Innovación

Cuando los científicos se abren a la metodología ‘lean start-up’

Cuando Subra Suresh fue nombrado para dirigir la Fundación Nacional de Ciencia de Estados Unidos (NSF, por sus siglas en inglés) en 2010, observó que muchos de los descubrimientos revolucionarios desarrollados gracias a la financiación de la agencia no llegaban el mercado. Suresh intentó entonces promover mejores vínculos entre el Gobierno y la industria.

No se trataba, por supuesto, de una idea totalmente nueva. Ha habido muchos intentos de este tipo, desde la Ley Bayh-Dole de 1980, hasta numerosas iniciativas dirigidas a modernizar las oficinas de transferencia tecnológica dentro de las agencias gubernamentales. Sin embargo, nada parecía realmente capaz de acelerar la salida de nuevos avances del laboratorio y su llegada al mercado.

Suresh y su equipo decidieron que, en lugar de reorganizar el funcionamiento interno de la NSF, ayudarían a los científicos a que se convirtieran ellos mismo en emprendedores. Buscaban aplicar un modelo que ya había hecho maravillas en Silicon Valley (EE. UU.). ¿El resultado? Un programa llamado I-Corps que aún ayuda a cientos de científicos a convertirse en emprendedores de éxito.

Una idea toma forma

Errol Arkilic siempre supo que quería ser emprendedor, pero siguió un camino poco convencional hasta crear sus propias empresas. En lugar de lanzar una start-up desde su garaje, obtuvo un doctorado en el emergente campo de sistemas microelectromecánicos por el Instituto Tecnológico de Massachusetts (MIT, EE. UU.). Después, dedicó seis años a fundar empresas en Silicon Valley antes de unirse a la NSF cuando Suresh le pidió dirigir I-Corps. Arkilic apreció inmediatamente que tendrían que hacer cambios en la visión inicial del programa.
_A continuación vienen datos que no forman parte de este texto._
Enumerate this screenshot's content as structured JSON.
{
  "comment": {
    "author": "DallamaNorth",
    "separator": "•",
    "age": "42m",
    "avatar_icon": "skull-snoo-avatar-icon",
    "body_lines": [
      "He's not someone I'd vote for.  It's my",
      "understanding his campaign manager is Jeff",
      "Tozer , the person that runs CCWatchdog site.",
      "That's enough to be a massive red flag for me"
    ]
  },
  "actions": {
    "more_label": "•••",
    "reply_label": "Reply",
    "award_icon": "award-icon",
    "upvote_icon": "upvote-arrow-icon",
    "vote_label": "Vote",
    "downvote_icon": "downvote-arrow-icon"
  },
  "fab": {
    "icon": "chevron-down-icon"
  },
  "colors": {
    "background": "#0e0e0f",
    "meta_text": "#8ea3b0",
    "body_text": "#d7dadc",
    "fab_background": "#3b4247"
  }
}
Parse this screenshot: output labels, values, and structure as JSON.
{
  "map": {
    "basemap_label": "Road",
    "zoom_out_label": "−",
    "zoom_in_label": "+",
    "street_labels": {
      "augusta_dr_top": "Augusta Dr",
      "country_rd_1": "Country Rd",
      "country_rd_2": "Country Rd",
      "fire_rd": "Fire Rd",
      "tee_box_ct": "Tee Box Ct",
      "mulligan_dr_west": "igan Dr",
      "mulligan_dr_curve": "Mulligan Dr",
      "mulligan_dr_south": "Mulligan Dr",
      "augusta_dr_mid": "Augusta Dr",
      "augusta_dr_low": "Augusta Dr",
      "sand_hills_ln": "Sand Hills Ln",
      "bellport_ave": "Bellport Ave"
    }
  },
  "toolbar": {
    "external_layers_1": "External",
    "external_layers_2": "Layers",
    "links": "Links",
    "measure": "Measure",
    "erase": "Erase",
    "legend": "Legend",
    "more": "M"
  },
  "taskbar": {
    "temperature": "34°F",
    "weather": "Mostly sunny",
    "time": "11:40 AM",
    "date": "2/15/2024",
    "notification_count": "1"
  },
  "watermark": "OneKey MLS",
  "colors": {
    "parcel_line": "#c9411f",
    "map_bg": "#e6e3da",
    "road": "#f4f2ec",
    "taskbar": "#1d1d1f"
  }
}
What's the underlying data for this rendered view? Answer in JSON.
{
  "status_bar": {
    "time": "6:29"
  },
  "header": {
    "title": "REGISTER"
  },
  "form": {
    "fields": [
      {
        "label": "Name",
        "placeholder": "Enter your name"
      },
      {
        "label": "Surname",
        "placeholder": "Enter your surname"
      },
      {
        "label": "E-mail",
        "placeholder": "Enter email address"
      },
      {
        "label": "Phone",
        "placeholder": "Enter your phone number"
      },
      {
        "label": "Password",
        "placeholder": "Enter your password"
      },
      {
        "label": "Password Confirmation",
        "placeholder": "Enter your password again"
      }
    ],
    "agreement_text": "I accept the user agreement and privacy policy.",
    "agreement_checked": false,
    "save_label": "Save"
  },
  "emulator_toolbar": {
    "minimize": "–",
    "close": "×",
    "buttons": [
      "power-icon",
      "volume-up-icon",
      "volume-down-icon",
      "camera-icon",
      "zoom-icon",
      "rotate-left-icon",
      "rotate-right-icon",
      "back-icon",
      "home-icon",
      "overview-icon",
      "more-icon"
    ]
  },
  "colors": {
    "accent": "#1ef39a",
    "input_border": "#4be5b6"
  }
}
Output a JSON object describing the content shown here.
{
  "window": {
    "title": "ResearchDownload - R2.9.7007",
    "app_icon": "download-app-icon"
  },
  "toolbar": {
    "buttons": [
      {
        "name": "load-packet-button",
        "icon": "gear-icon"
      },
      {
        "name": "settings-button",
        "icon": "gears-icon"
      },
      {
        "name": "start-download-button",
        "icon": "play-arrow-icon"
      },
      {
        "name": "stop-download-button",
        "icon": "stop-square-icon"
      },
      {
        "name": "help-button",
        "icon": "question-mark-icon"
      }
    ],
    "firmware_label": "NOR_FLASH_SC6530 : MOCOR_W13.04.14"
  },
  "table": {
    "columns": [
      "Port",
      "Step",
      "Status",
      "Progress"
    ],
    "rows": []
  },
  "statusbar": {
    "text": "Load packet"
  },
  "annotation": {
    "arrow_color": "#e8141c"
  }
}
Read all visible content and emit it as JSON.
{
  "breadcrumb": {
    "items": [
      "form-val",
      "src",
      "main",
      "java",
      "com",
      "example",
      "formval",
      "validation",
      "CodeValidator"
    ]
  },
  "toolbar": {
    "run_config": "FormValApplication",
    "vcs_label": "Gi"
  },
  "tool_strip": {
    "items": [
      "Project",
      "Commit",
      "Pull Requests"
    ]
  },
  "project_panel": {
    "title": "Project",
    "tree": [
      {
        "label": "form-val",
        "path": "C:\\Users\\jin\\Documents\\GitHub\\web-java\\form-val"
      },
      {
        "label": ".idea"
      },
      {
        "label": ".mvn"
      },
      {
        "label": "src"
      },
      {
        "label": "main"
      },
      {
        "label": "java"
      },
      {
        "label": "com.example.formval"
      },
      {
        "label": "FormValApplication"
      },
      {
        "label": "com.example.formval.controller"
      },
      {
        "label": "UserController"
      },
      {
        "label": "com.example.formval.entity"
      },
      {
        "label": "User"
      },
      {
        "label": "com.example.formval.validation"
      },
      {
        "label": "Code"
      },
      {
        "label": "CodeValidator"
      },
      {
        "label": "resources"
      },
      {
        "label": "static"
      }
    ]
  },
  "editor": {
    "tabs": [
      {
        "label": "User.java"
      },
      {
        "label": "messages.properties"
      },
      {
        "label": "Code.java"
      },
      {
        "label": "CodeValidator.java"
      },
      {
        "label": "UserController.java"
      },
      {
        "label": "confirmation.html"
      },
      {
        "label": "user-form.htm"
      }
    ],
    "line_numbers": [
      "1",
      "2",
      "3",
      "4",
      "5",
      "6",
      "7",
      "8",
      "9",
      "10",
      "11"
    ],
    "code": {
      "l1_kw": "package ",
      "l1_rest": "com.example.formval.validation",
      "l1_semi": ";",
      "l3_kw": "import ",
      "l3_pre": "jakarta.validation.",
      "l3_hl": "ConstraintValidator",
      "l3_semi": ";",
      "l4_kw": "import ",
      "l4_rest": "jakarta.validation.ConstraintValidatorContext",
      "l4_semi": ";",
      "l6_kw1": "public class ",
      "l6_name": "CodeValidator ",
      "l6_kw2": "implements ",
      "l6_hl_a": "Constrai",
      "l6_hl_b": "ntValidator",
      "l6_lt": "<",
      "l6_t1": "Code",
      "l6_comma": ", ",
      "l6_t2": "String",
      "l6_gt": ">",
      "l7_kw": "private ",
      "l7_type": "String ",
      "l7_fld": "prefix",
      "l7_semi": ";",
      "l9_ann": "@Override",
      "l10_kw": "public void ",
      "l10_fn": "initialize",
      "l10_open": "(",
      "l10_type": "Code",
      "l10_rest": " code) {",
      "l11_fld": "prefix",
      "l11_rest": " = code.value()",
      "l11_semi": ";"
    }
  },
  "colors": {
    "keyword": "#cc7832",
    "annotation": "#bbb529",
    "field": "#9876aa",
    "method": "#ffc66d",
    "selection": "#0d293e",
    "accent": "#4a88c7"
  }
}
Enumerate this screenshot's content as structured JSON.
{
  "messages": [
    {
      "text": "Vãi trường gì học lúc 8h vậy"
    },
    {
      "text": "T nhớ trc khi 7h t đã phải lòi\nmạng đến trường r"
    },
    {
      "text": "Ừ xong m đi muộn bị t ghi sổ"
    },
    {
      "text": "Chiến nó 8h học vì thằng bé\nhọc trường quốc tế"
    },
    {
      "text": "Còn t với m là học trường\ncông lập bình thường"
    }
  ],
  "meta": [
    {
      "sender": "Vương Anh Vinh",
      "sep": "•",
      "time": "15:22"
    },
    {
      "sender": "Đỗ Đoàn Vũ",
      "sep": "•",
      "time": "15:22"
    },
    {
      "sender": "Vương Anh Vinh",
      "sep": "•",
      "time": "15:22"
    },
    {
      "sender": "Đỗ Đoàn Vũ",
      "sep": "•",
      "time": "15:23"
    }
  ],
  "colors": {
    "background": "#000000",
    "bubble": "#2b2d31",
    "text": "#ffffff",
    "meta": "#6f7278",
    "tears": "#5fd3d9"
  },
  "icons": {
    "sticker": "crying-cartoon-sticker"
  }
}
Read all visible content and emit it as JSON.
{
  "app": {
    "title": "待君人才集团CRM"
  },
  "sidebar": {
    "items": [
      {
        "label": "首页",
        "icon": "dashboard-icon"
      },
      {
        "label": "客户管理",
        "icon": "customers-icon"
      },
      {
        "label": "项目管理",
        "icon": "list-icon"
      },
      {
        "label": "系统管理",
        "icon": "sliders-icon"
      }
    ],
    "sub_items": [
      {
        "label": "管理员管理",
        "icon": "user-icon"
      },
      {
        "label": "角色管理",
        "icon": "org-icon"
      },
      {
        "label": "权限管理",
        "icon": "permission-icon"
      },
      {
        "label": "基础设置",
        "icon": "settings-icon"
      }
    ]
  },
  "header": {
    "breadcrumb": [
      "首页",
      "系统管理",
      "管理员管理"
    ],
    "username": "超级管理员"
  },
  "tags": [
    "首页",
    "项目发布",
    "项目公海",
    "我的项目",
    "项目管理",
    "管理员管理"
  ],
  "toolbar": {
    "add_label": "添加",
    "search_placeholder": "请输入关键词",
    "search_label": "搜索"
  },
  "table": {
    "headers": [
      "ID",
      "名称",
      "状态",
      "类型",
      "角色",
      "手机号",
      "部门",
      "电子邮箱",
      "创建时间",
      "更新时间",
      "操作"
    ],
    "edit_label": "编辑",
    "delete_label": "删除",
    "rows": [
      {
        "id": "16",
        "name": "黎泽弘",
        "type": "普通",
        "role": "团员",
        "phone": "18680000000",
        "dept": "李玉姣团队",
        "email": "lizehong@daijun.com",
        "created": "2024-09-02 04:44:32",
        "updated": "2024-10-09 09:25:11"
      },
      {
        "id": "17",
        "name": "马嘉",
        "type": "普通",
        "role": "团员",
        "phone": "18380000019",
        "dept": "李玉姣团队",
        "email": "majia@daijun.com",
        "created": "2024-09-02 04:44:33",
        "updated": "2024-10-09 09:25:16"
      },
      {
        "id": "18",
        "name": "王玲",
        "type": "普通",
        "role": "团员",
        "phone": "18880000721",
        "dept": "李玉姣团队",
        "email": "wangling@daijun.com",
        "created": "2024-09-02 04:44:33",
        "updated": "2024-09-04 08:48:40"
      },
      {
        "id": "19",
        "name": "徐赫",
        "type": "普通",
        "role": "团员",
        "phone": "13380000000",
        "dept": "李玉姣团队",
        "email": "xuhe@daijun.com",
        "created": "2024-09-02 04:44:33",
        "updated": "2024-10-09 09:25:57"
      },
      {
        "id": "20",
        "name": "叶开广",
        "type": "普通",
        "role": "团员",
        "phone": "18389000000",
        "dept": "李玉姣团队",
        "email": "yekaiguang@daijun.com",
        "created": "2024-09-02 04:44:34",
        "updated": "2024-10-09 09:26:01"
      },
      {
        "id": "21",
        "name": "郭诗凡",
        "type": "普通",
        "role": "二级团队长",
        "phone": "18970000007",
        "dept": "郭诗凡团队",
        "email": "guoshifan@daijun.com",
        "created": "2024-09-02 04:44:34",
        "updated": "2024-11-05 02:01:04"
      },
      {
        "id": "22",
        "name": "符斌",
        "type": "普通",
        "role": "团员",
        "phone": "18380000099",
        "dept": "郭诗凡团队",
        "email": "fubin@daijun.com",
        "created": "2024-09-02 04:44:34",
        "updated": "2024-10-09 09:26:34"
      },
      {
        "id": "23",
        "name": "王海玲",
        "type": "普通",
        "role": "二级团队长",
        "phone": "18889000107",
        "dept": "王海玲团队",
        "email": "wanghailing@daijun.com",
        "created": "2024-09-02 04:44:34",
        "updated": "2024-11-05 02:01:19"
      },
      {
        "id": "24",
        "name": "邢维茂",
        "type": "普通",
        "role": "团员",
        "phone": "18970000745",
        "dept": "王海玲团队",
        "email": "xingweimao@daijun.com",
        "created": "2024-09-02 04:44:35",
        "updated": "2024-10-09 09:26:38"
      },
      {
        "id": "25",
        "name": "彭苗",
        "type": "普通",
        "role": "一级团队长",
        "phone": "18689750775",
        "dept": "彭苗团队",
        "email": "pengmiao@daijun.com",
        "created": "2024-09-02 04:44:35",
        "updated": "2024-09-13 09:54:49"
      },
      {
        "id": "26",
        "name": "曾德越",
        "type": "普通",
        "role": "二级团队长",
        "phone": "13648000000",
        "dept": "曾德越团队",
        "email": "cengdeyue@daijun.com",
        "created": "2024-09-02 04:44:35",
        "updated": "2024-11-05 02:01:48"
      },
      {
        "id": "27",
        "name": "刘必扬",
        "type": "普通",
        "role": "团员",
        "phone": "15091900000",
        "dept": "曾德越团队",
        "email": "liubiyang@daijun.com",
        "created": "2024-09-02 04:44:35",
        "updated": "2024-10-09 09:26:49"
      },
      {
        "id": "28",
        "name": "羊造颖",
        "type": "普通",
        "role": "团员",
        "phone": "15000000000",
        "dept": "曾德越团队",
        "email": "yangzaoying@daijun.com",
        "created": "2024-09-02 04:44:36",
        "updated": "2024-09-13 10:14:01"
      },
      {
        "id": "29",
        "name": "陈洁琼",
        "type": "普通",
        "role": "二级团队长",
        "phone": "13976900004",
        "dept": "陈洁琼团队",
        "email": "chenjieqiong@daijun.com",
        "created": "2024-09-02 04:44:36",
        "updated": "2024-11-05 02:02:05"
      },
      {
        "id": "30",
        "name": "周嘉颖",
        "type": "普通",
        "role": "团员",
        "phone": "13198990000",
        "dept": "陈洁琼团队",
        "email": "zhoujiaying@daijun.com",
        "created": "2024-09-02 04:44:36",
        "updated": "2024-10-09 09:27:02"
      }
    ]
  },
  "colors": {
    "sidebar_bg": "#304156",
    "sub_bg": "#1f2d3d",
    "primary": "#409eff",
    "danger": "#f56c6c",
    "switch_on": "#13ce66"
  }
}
“La idea original consistía en juntar académicos y profesionales de la industria en una sala, y después ‘se produciría la magia’. Nunca pensé que fuera a funcionar”, me dijo. “Tenía un asiento de primera fila en más de 400 proyectos de comercialización, y la causa común del fracaso era que la gente estaba creando soluciones para problemas que a nadie le importaban. Eso era lo que teníamos que cambiar”.

Arkilic había estado leyendo el blog de Steve Blank, además de su libro The Four Steps to the Epiphanyque después engendraría el movimiento de lean start-up. Así que decidió llamar a Steve para preguntarle si estaría dispuesto a aplicar sus principios al trabajo realizado en la NSF. Para sorpresa de Arkilic, a Blank le interesó mucho la idea.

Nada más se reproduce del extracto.